Камера наша была небольшая, а находилось в ней 22—23 человека. Все не могли сразу лечь спать, поэтому отдыхали по очереди. В этой клетке я просидел до суда — 1 ноября 1939 года.
...Условия содержания были ужасные. За все время меня только два раза водили на прогулку, в баню не водили, бриться не разрешали. На допросы вызывали раза два-три в неделю и только ночью. Причем все было настолько засекречено, что конвойные, когда открывали окошко, называли только начальную букву фамилии и, если требовалось, имя или отчество.

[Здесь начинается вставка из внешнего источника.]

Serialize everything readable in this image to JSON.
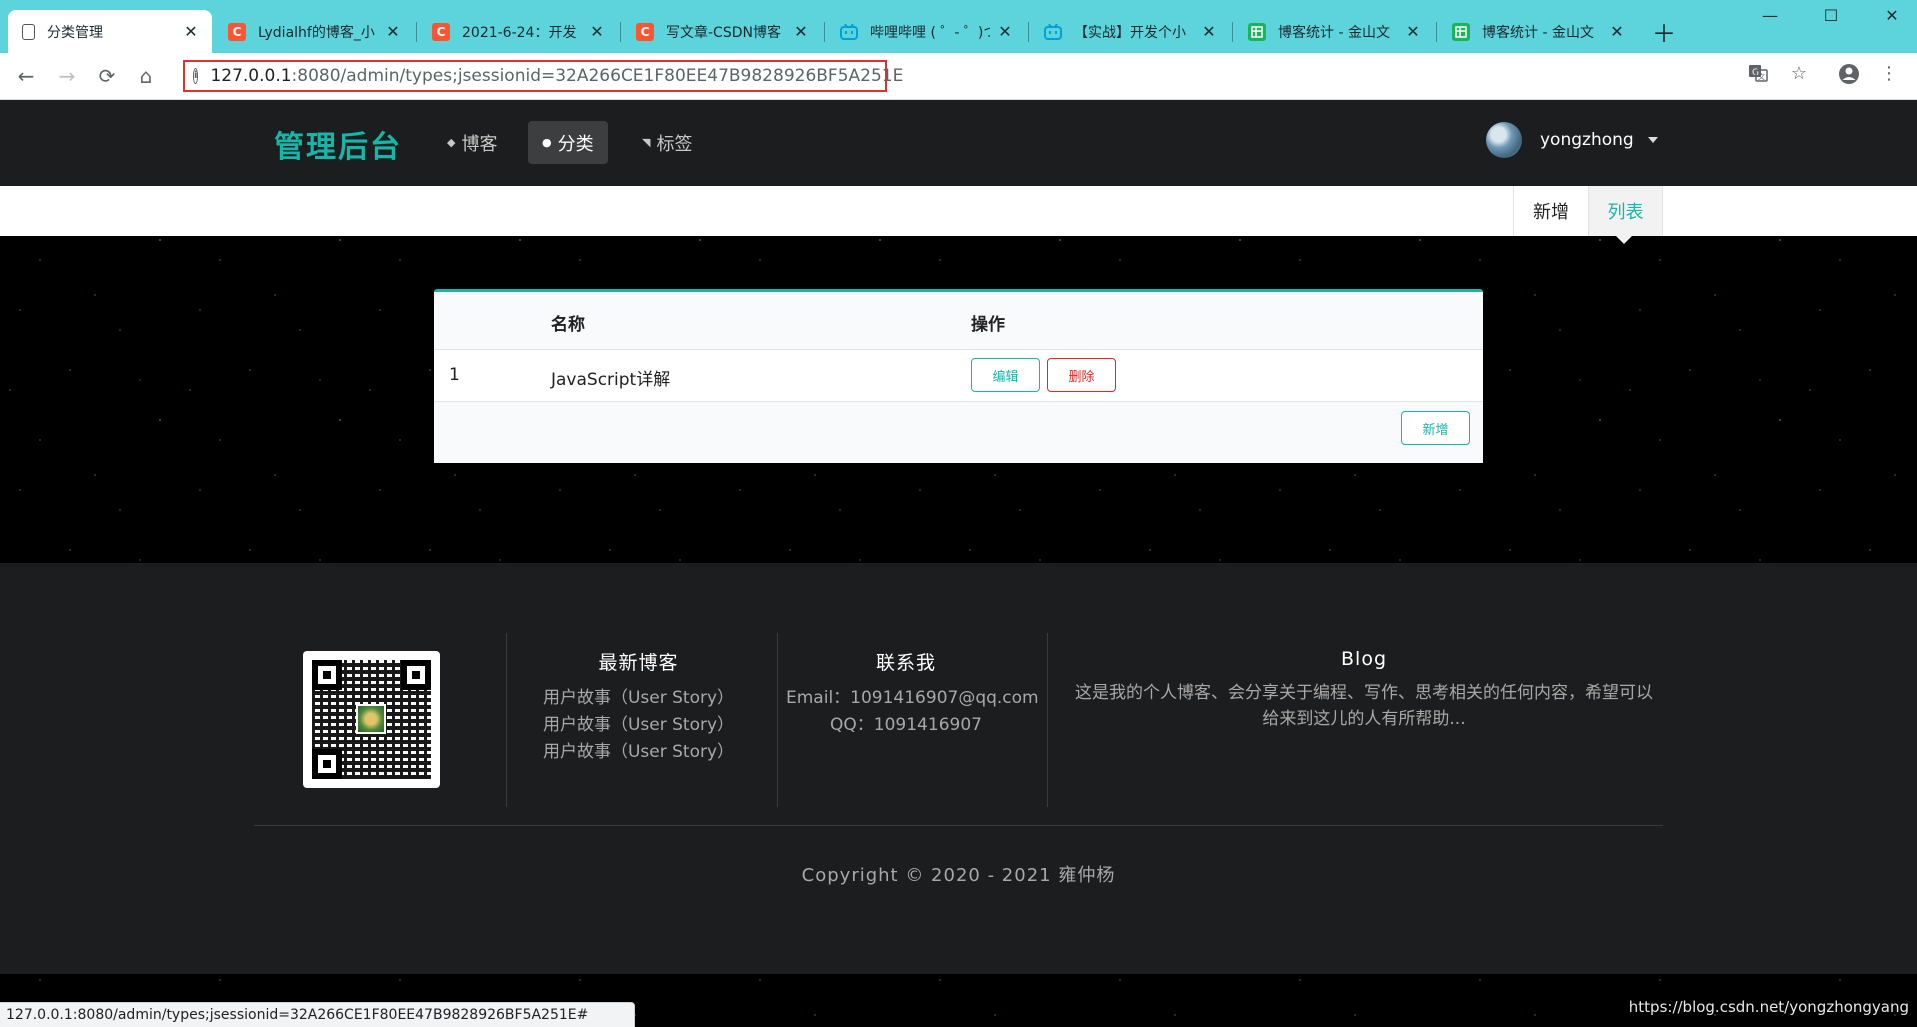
{
  "browser": {
    "tabs": [
      {
        "title": "分类管理",
        "icon": "page-icon"
      },
      {
        "title": "Lydialhf的博客_小",
        "icon": "csdn-icon"
      },
      {
        "title": "2021-6-24：开发",
        "icon": "csdn-icon"
      },
      {
        "title": "写文章-CSDN博客",
        "icon": "csdn-icon"
      },
      {
        "title": "哔哩哔哩 ( ゜- ゜)つ",
        "icon": "bilibili-icon"
      },
      {
        "title": "【实战】开发个小",
        "icon": "bilibili-icon"
      },
      {
        "title": "博客统计 - 金山文",
        "icon": "sheet-icon"
      },
      {
        "title": "博客统计 - 金山文",
        "icon": "sheet-icon"
      }
    ],
    "url_host": "127.0.0.1",
    "url_path": ":8080/admin/types;jsessionid=32A266CE1F80EE47B9828926BF5A251E",
    "status_url": "127.0.0.1:8080/admin/types;jsessionid=32A266CE1F80EE47B9828926BF5A251E#"
  },
  "header": {
    "brand": "管理后台",
    "menu": [
      {
        "label": "博客",
        "icon": "home-icon"
      },
      {
        "label": "分类",
        "icon": "idea-icon"
      },
      {
        "label": "标签",
        "icon": "tags-icon"
      }
    ],
    "username": "yongzhong"
  },
  "subnav": {
    "new_label": "新增",
    "list_label": "列表"
  },
  "table": {
    "columns": [
      "",
      "名称",
      "操作"
    ],
    "rows": [
      {
        "index": "1",
        "name": "JavaScript详解",
        "edit": "编辑",
        "delete": "删除"
      }
    ],
    "add_label": "新增"
  },
  "footer": {
    "latest_title": "最新博客",
    "latest_items": [
      "用户故事（User Story）",
      "用户故事（User Story）",
      "用户故事（User Story）"
    ],
    "contact_title": "联系我",
    "email": "Email：1091416907@qq.com",
    "qq": "QQ：1091416907",
    "blog_title": "Blog",
    "blog_text": "这是我的个人博客、会分享关于编程、写作、思考相关的任何内容，希望可以给来到这儿的人有所帮助...",
    "copyright": "Copyright © 2020 - 2021 雍仲杨"
  },
  "watermark": "https://blog.csdn.net/yongzhongyang",
  "colors": {
    "accent": "#16b6a8",
    "danger": "#db2828",
    "tabbar": "#5dd3dc",
    "header_bg": "#1c1d1e"
  }
}
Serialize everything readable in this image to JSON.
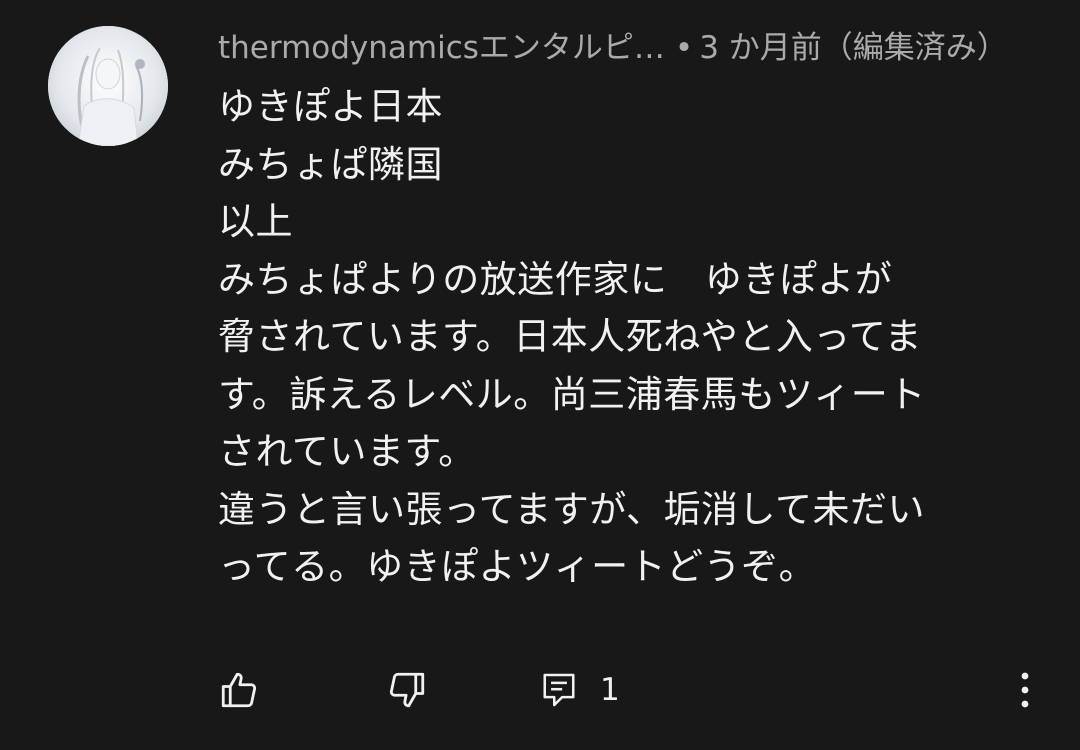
{
  "comment": {
    "author": "thermodynamicsエンタルピ…",
    "separator": "•",
    "time": "3 か月前（編集済み）",
    "lines": [
      "ゆきぽよ日本",
      "みちょぱ隣国",
      "以上",
      "みちょぱよりの放送作家に　ゆきぽよが",
      "脅されています。日本人死ねやと入ってま",
      "す。訴えるレベル。尚三浦春馬もツィート",
      "されています。",
      "違うと言い張ってますが、垢消して未だい",
      "ってる。ゆきぽよツィートどうぞ。"
    ],
    "reply_count": "1"
  },
  "icons": {
    "like": "thumbs-up-icon",
    "dislike": "thumbs-down-icon",
    "reply": "reply-comment-icon",
    "menu": "more-vertical-icon"
  },
  "colors": {
    "background": "#181818",
    "text_primary": "#f1f1f1",
    "text_secondary": "#aaaaaa"
  }
}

При допросах меня подвергали изощренным пыткам и издевательствам. Допрашивали ночью при синем свете лампочки сразу человек пять следователей. Задавали одни и те же два вопроса: сколько денег получил от польской разведки и какое задание должен был выполнить. Я, конечно, сразу говорил как было, убеждал, что никакой я не шпион. Но потом под воздействием пыток я вынужден был себя оговаривать и подписывал все, что мне предлагали. Что конкретно мне вменялось в вину, сейчас уже точно не помню, следователи писали все, что хотели.
1 ноября 1939 года меня судил Военный трибунал. Фамилий судей не помню, адвоката не было. Помню, правда, что дело рассматривалось при Государственном обвинителе Тарасенко. Свидетелей никаких на суд не вызывали. Меня приговорили к 15 годам лишения свободы. Отбыл в лагере только два года, освобожден был по амнистии в результате договора между СССР и эмигрантским польским правительством. В 1944 году ушел в армию, воевал, получил солдатскую медаль «За отвагу» и несколько медалей за освобождение городов.
Вместе со мной в камере сидел Бессараб Матвей Иванович, он родом из Новогрудского района. Остался жив, я его встречал после войны, проживает где-то в Москве. А вот Якимович Серафим Григорьевич из Гродненского района уцелел ли, не знаю. Сидели с нами два польских пограничника, они тоже перешли границу. Одного фамилию я запомнил — Ермашевич из Брестской области.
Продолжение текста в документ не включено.